Il ne faut pas tout prendre à la lettre. Lorsque nous lisons que Melyssia, Anaïs
et Yselle « se sont juré un amour et
une fidélité éternels », nous ne sommes
pas en présence de personnages lesbiens. Les filles sont plutôt des nymphes ou des sylphes. L’une d’elles s’éprendra d’un être qui est « presque une femme dans un corps d’homme ».
Je vous parle de cette nouveauté de la rentrée littéraire, mais il y a plus que le livre aux 60 chapitres courts et denses, construits comme les alvéoles d’une ruche. L’auteure aura bientôt un site Internet(www.andreechristensen.com) qui comprendra un journal où seront retracées les étapes du processus de création du roman et les sources de ses inspirations, notamment une série picturale d’une quarantaine d’œuvres visuelles réalisées
par l’auteure.
24 août 2018
Jean-Guy Forget, After, roman, Québec, Éditions du Septentrion, coll. Hamac, 2018, 170 pages, 19,95 $.

Le français prend
un mauvais virage

En Amérique du Nord, la langue française baigne depuis trois siècles dans une mer anglophone.
Cela ne nous a jamais empêché
de parler, de chanter et d’écrire en un français de qualité. Or, voilà qu’une nouvelle mouture de notre langue vient grincher nos oreilles.
En commandant un roman qui s’intitule After, j’aurais dû me méfier et m’attendre
à ce que des mots anglais parsèment le récit. Un « whatever », un « all right » ou un
« nightlife » par-ci par-là ne font plus sourciller, mais quand je lis « au peak de mes déchéances » et « un Nous always too far » dans le premier paragraphe du livre,
je me pose sérieusement des questions.
La romancière franco-ontarienne Hélène Koscielniak a déjà défendu le bien-fondé d’écrire des dialogues exactement comme les jeunes les prononcent, dans un franglais qu’elle appelle le « tarois ». Je veux bien, tant que la narration demeure correctement française.

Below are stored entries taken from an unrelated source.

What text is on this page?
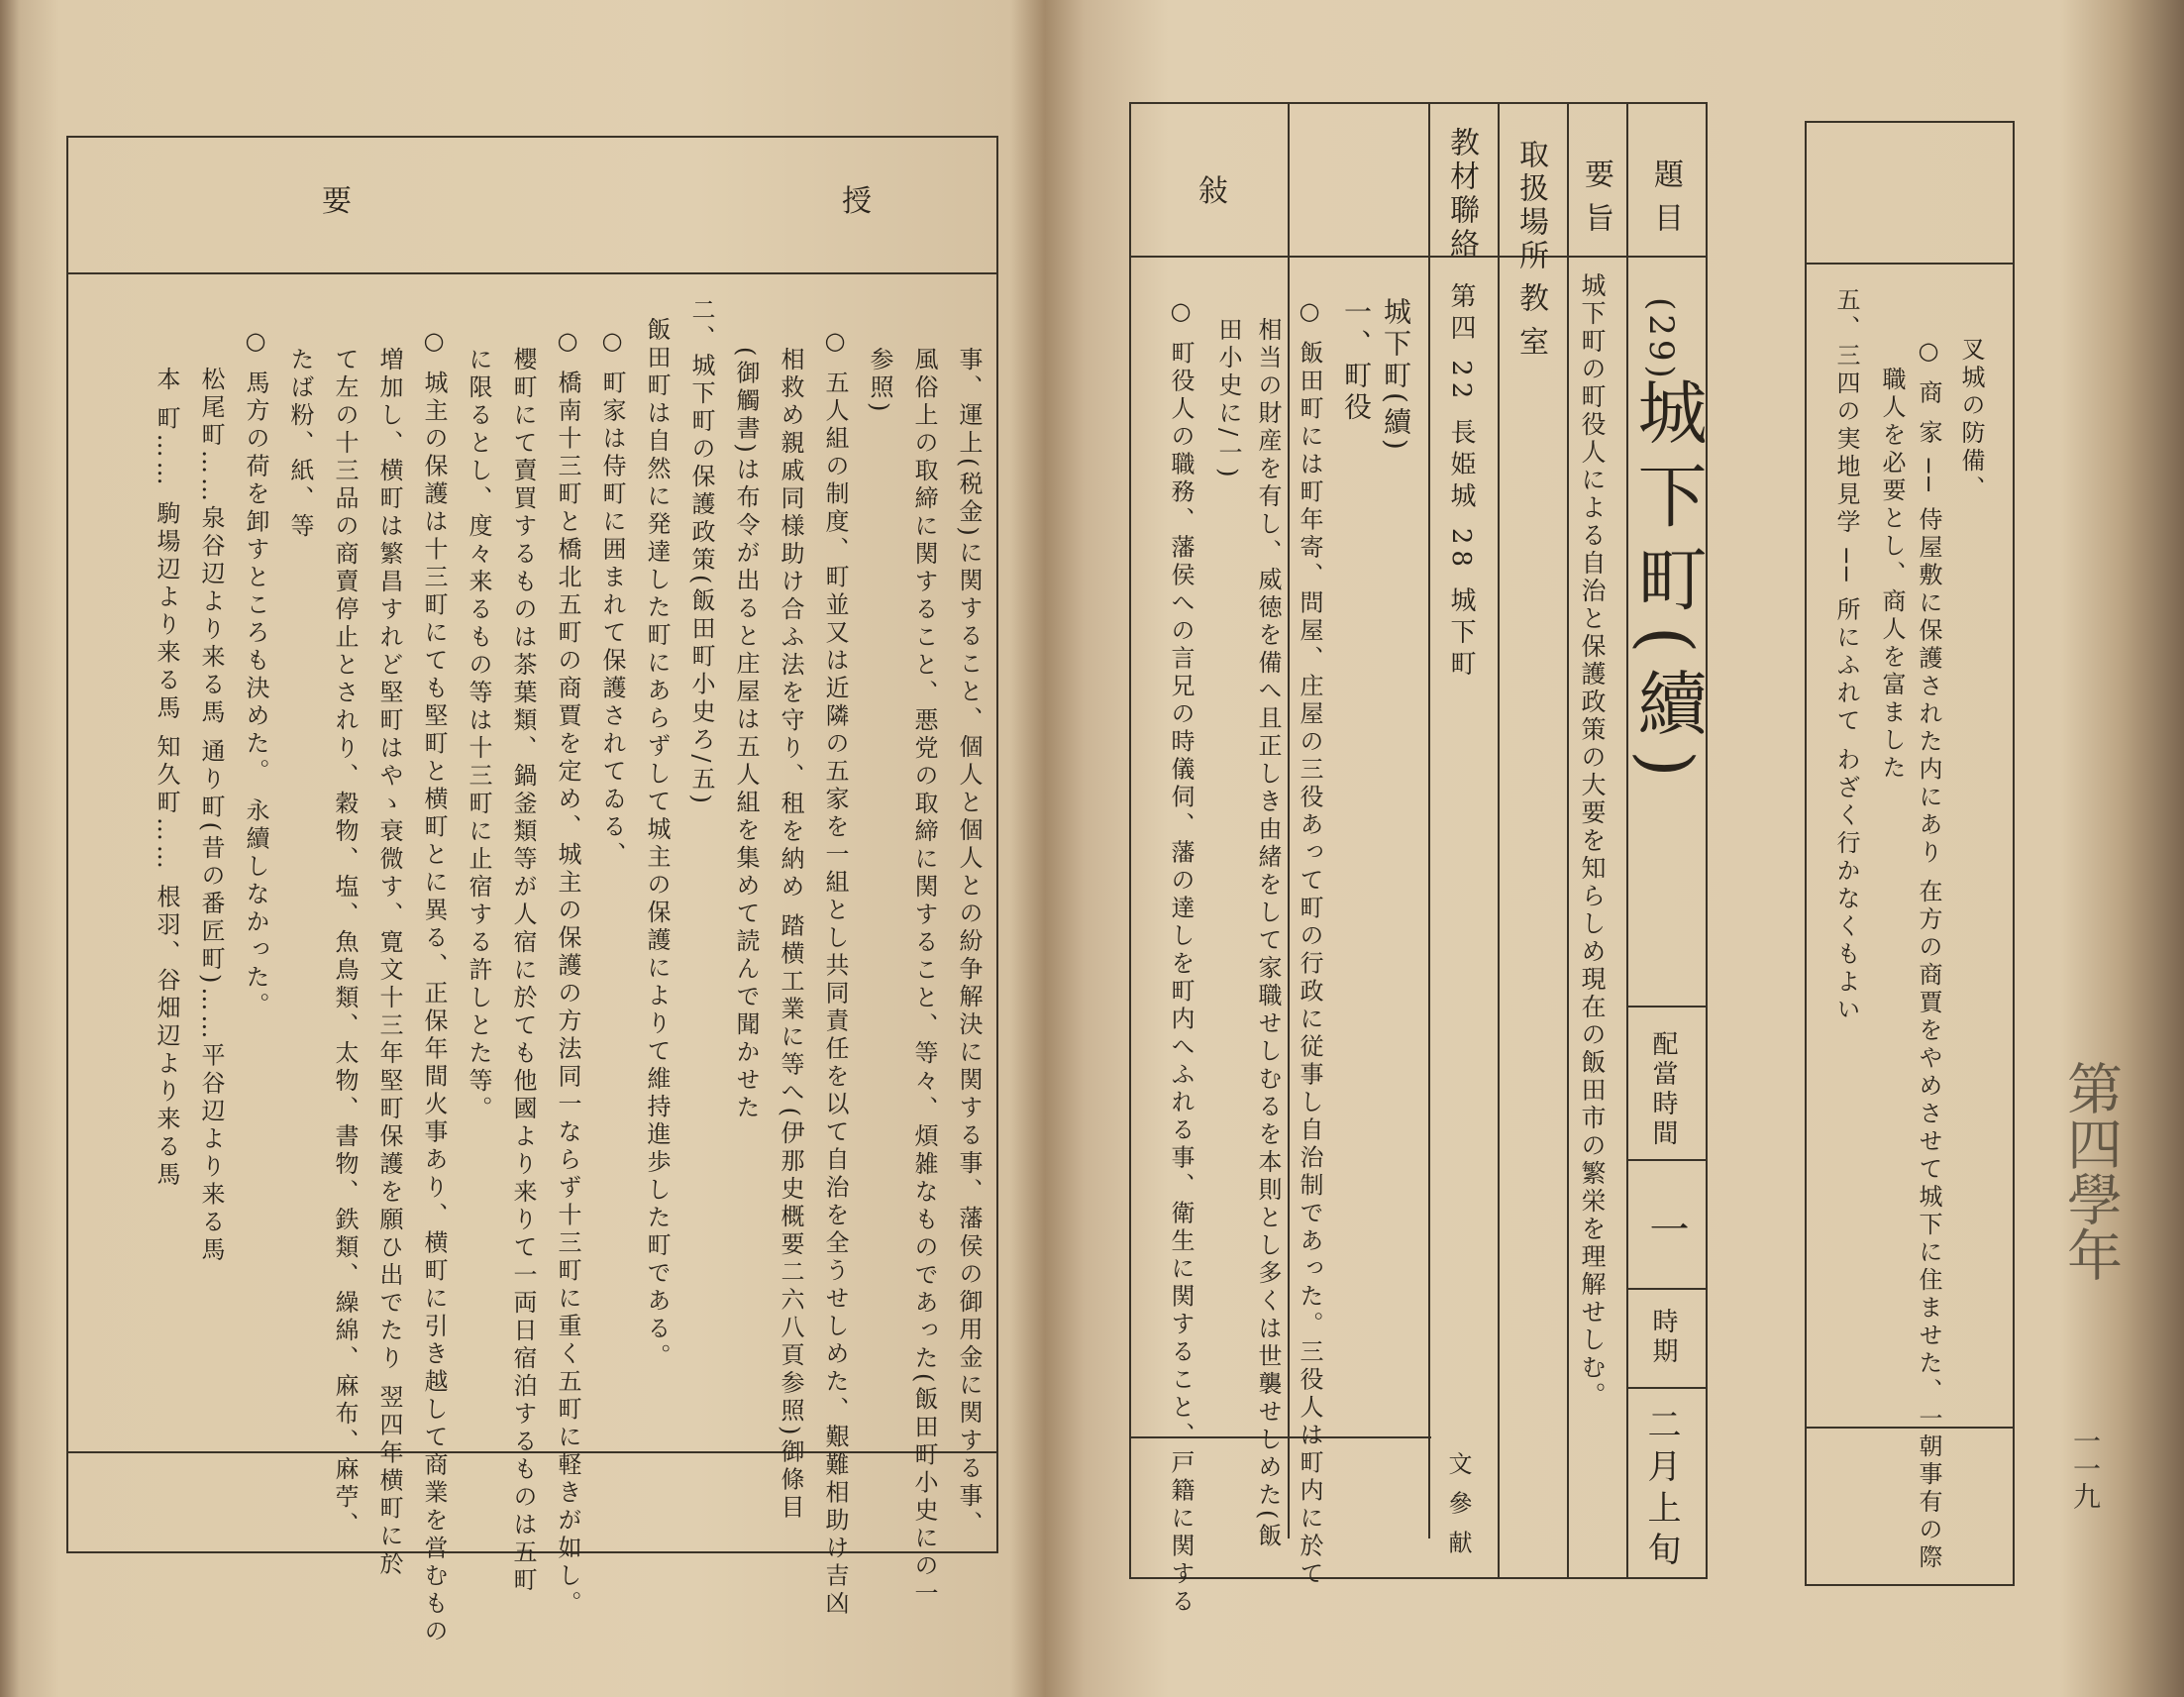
要	授
事、運上(税金)に関すること、個人と個人との紛争解決に関する事、藩侯の御用金に関する事、
風俗上の取締に関すること、悪党の取締に関すること、等々、煩雑なものであった(飯田町小史にの一
参照)
○ 五人組の制度、町並又は近隣の五家を一組とし共同責任を以て自治を全うせしめた、艱難相助け吉凶
相救め親戚同様助け合ふ法を守り、租を納め 踏横工業に等へ(伊那史概要二六八頁参照)御條目
(御觸書)は布令が出ると庄屋は五人組を集めて読んで聞かせた
二、城下町の保護政策(飯田町小史ろ/五)
飯田町は自然に発達した町にあらずして城主の保護によりて維持進歩した町である。
○ 町家は侍町に囲まれて保護されてゐる、
○ 橋南十三町と橋北五町の商賈を定め、城主の保護の方法同一ならず十三町に重く五町に軽きが如し。
櫻町にて賣買するものは茶葉類、鍋釜類等が人宿に於ても他國より来りて一両日宿泊するものは五町
に限るとし、度々来るもの等は十三町に止宿する許しとた等。
○ 城主の保護は十三町にても堅町と横町とに異る、正保年間火事あり、横町に引き越して商業を営むもの
増加し、横町は繁昌すれど堅町はやゝ衰微す、寛文十三年堅町保護を願ひ出でたり 翌四年横町に於
て左の十三品の商賣停止とされり、穀物、塩、魚鳥類、太物、書物、鉄類、繰綿、麻布、麻苧、
たば粉、紙、等
○ 馬方の荷を卸すところも決めた。 永續しなかった。
松尾町……泉谷辺より来る馬 通り町(昔の番匠町)……平谷辺より来る馬
本 町…… 駒場辺より来る馬 知久町…… 根羽、谷畑辺より来る馬
題目
要旨
取扱場所
教材聯絡
敍
(29)
城下町(續)
配當時間
一
時期
二月上旬
城下町の町役人による自治と保護政策の大要を知らしめ現在の飯田市の繁栄を理解せしむ。
教室
第四 22 長姫城 28 城下町
文 參 献
城下町(續)
一、町役
○ 飯田町には町年寄、問屋、庄屋の三役あって町の行政に従事し自治制であった。三役人は町内に於て
相当の財産を有し、威徳を備へ且正しき由緒をして家職せしむるを本則とし多くは世襲せしめた(飯
田小史に/一)
○ 町役人の職務、藩侯への言兄の時儀伺、藩の達しを町内へふれる事、衛生に関すること、戸籍に関する	叉城の防備、
○ 商 家 ── 侍屋敷に保護された内にあり 在方の商賈をやめさせて城下に住ませた、一朝事有の際
職人を必要とし、商人を富ました
五、三四の実地見学 ── 所にふれて わざく行かなくもよい
第四學年
一一九
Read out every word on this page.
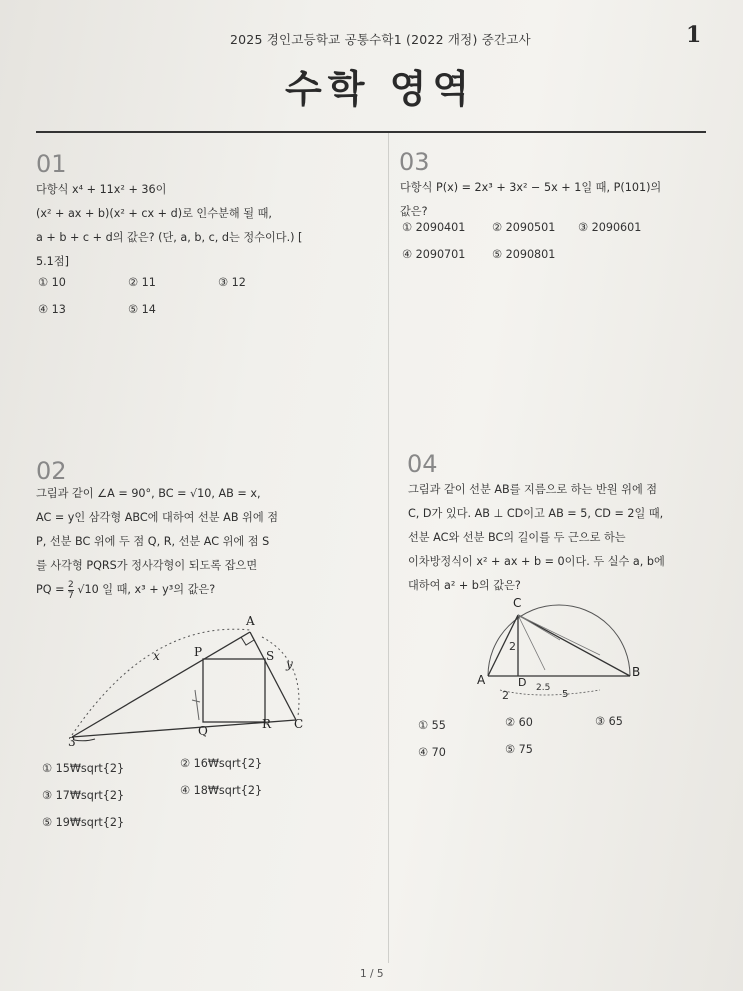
2025 경인고등학교 공통수학1 (2022 개정) 중간고사	1
수학 영역
01
다항식 x⁴ + 11x² + 36이
(x² + ax + b)(x² + cx + d)로 인수분해 될 때,
a + b + c + d의 값은? (단, a, b, c, d는 정수이다.) [
5.1점]
① 10	② 11	③ 12
④ 13	⑤ 14
03
다항식 P(x) = 2x³ + 3x² − 5x + 1일 때, P(101)의
값은?
① 2090401 ② 2090501 ③ 2090601
④ 2090701 ⑤ 2090801
02
그림과 같이 ∠A = 90°, BC = √10, AB = x,
AC = y인 삼각형 ABC에 대하여 선분 AB 위에 점
P, 선분 BC 위에 두 점 Q, R, 선분 AC 위에 점 S
를 사각형 PQRS가 정사각형이 되도록 잡으면
PQ = $\frac{2}{7} √10$ 일 때, x³ + y³의 값은?
A
P	S
x
y
Q	R C
3
① 15₩sqrt{2}	② 16₩sqrt{2}
③ 17₩sqrt{2}	④ 18₩sqrt{2}
⑤ 19₩sqrt{2}
04
그림과 같이 선분 AB를 지름으로 하는 반원 위에 점
C, D가 있다. AB ⊥ CD이고 AB = 5, CD = 2일 때,
선분 AC와 선분 BC의 길이를 두 근으로 하는
이차방정식이 x² + ax + b = 0이다. 두 실수 a, b에
대하여 a² + b의 값은?
C
A	D
B
2
2	5
2.5
① 55	② 60	③ 65
④ 70	⑤ 75
1 / 5
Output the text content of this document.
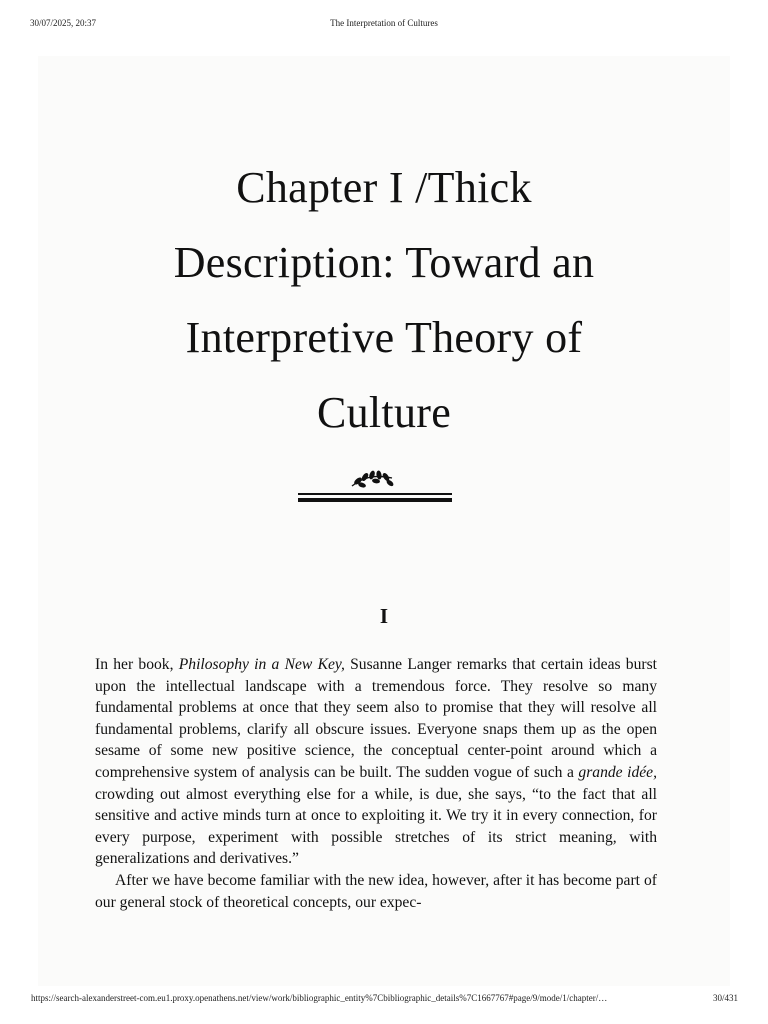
30/07/2025, 20:37	The Interpretation of Cultures
Chapter I /Thick
Description: Toward an
Interpretive Theory of
Culture
I

In her book, Philosophy in a New Key, Susanne Langer remarks that certain ideas burst upon the intellectual landscape with a tremendous force. They resolve so many fundamental problems at once that they seem also to promise that they will resolve all fundamental problems, clarify all obscure issues. Everyone snaps them up as the open sesame of some new positive science, the conceptual center-point around which a comprehensive system of analysis can be built. The sudden vogue of such a grande idée, crowding out almost everything else for a while, is due, she says, “to the fact that all sensitive and active minds turn at once to exploiting it. We try it in every connection, for every purpose, experiment with possible stretches of its strict meaning, with generalizations and derivatives.”

After we have become familiar with the new idea, however, after it has become part of our general stock of theoretical concepts, our expec-

https://search-alexanderstreet-com.eu1.proxy.openathens.net/view/work/bibliographic_entity%7Cbibliographic_details%7C1667767#page/9/mode/1/chapter/…	30/431
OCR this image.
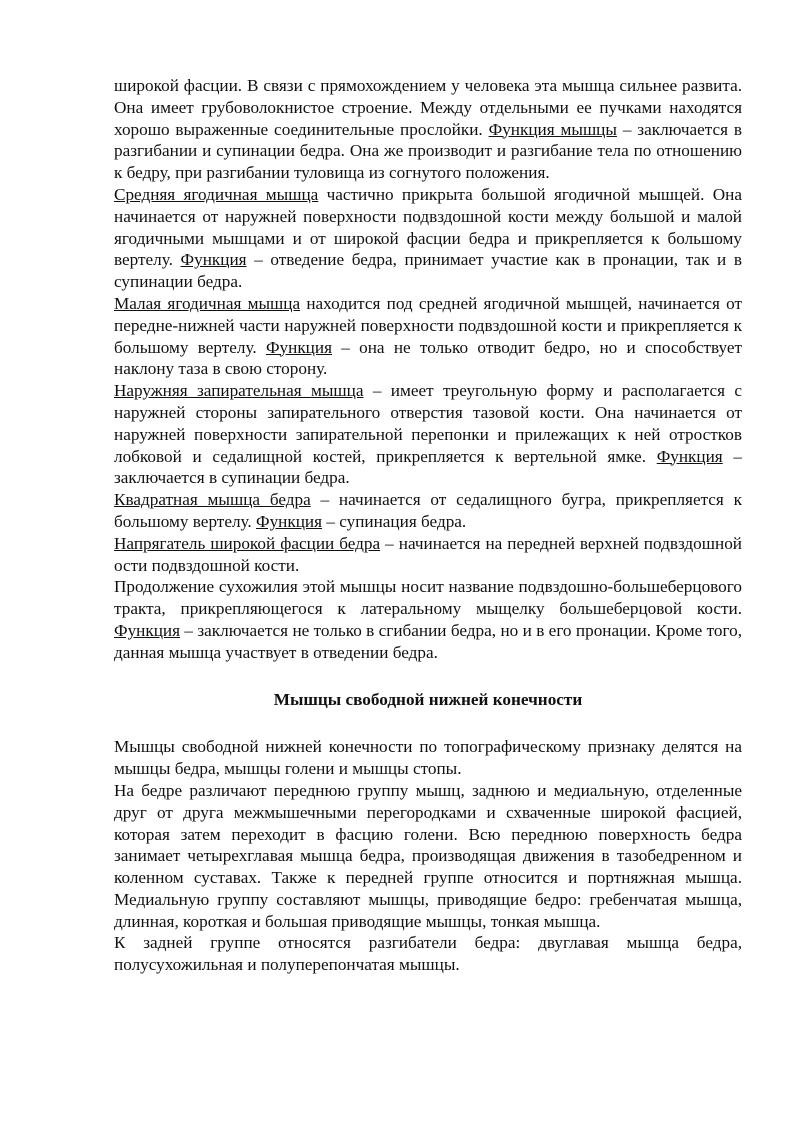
широкой фасции. В связи с прямохождением у человека эта мышца сильнее развита. Она имеет грубоволокнистое строение. Между отдельными ее пучками находятся хорошо выраженные соединительные прослойки. Функция мышцы – заключается в разгибании и супинации бедра. Она же производит и разгибание тела по отношению к бедру, при разгибании туловища из согнутого положения.

Средняя ягодичная мышца частично прикрыта большой ягодичной мышцей. Она начинается от наружней поверхности подвздошной кости между большой и малой ягодичными мышцами и от широкой фасции бедра и прикрепляется к большому вертелу. Функция – отведение бедра, принимает участие как в пронации, так и в супинации бедра.

Малая ягодичная мышца находится под средней ягодичной мышцей, начинается от передне-нижней части наружней поверхности подвздошной кости и прикрепляется к большому вертелу. Функция – она не только отводит бедро, но и способствует наклону таза в свою сторону.

Наружняя запирательная мышца – имеет треугольную форму и располагается с наружней стороны запирательного отверстия тазовой кости. Она начинается от наружней поверхности запирательной перепонки и прилежащих к ней отростков лобковой и седалищной костей, прикрепляется к вертельной ямке. Функция – заключается в супинации бедра.

Квадратная мышца бедра – начинается от седалищного бугра, прикрепляется к большому вертелу. Функция – супинация бедра.

Напрягатель широкой фасции бедра – начинается на передней верхней подвздошной ости подвздошной кости.

Продолжение сухожилия этой мышцы носит название подвздошно-большеберцового тракта, прикрепляющегося к латеральному мыщелку большеберцовой кости. Функция – заключается не только в сгибании бедра, но и в его пронации. Кроме того, данная мышца участвует в отведении бедра.

Мышцы свободной нижней конечности

Мышцы свободной нижней конечности по топографическому признаку делятся на мышцы бедра, мышцы голени и мышцы стопы.

На бедре различают переднюю группу мышц, заднюю и медиальную, отделенные друг от друга межмышечными перегородками и схваченные широкой фасцией, которая затем переходит в фасцию голени. Всю переднюю поверхность бедра занимает четырехглавая мышца бедра, производящая движения в тазобедренном и коленном суставах. Также к передней группе относится и портняжная мышца. Медиальную группу составляют мышцы, приводящие бедро: гребенчатая мышца, длинная, короткая и большая приводящие мышцы, тонкая мышца.

К задней группе относятся разгибатели бедра: двуглавая мышца бедра, полусухожильная и полуперепончатая мышцы.
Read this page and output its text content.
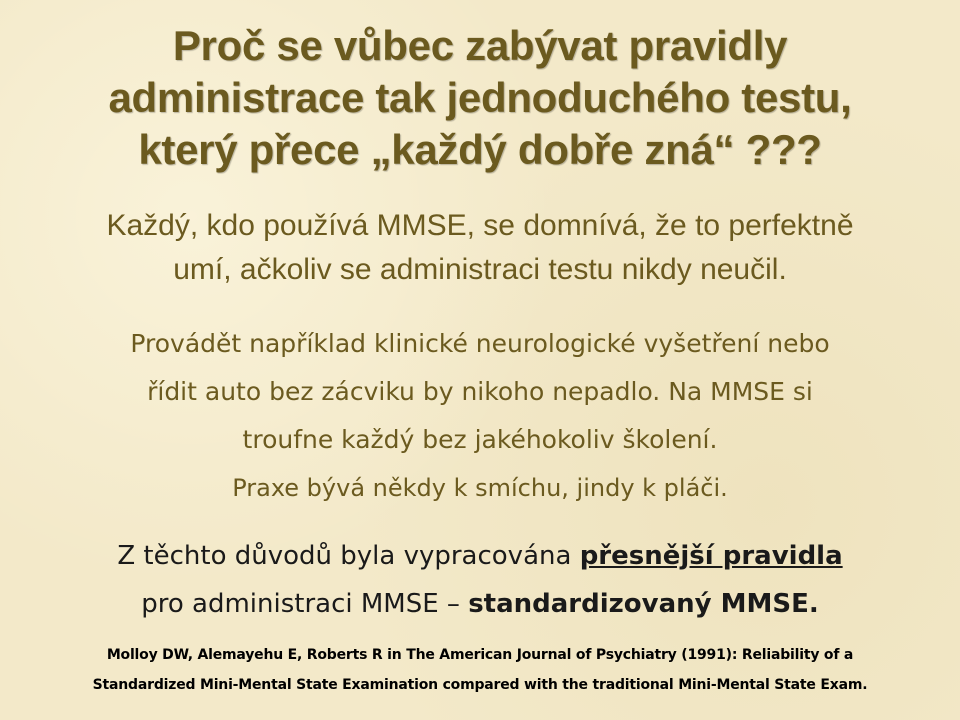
Proč se vůbec zabývat pravidly
administrace tak jednoduchého testu,
který přece „každý dobře zná“ ???
Každý, kdo používá MMSE, se domnívá, že to perfektně
umí, ačkoliv se administraci testu nikdy neučil.
Provádět například klinické neurologické vyšetření nebo
řídit auto bez zácviku by nikoho nepadlo. Na MMSE si
troufne každý bez jakéhokoliv školení.
Praxe bývá někdy k smíchu, jindy k pláči.
Z těchto důvodů byla vypracována přesnější pravidla
pro administraci MMSE – standardizovaný MMSE.
Molloy DW, Alemayehu E, Roberts R in The American Journal of Psychiatry (1991): Reliability of a
Standardized Mini-Mental State Examination compared with the traditional Mini-Mental State Exam.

After est le premier roman de Jean-Guy Forget. Il est écrit au je qui « lis pretty much toujours sous l’effet de substance, même complètement fucking wasted ».
Je n’hésite pas à dire que l’écriture de ce roman est diablement gaspillée. Forget avoue que sa « masculinité est trouée », tout comme son français, pourrais-je ajouter.
L’auteur souhaite se « détacher de certains conditionnements, des normes de la masculinité et de l’hétérosexualité », mais
la langue utilisée bousille complètement
sa démarche, aussi honnête soit-elle.
Voici une phrase choisie au hasard :
« Essayer sans totalement réussir que le sexisme soit la seule chose qui end up lost in translation. » Comme je ne parle pas
la langue de Forget sans me « sentir à l’aise de step outside », j’attends la traduction
en français de ce charabia de roman,
« obviously imprécis ».
Être accusé de sexisme est la dernière chose que Forget souhaite. Il écrit donc « on est sorti.es... on s’était cherché.es... on était allé.es... » et ainsi de suite. Au lieu de dire
ils et elles, l’auteur écrit « iels ». Plus traumatisé que ça tu meurs !
Ce n’est pas la première fois que je lis
un roman rédigé dans ce genre de langue. L’an passé quand j’ai signalé mon désaccord à une amie, elle me rétorqua: « cher Paul-François, les jeunes parlent comme ça de nos jours. » Même en France, me dit-on !
After est publié dans la collection Hamac des Éditions du Septentrion. Je veux bien que cette division littéraire fasse entendre une voix originale, mais il y a des limites à sanctionner le genre d’écriture que pratique cet auteur. Jean-Guy Forget ? Forget it!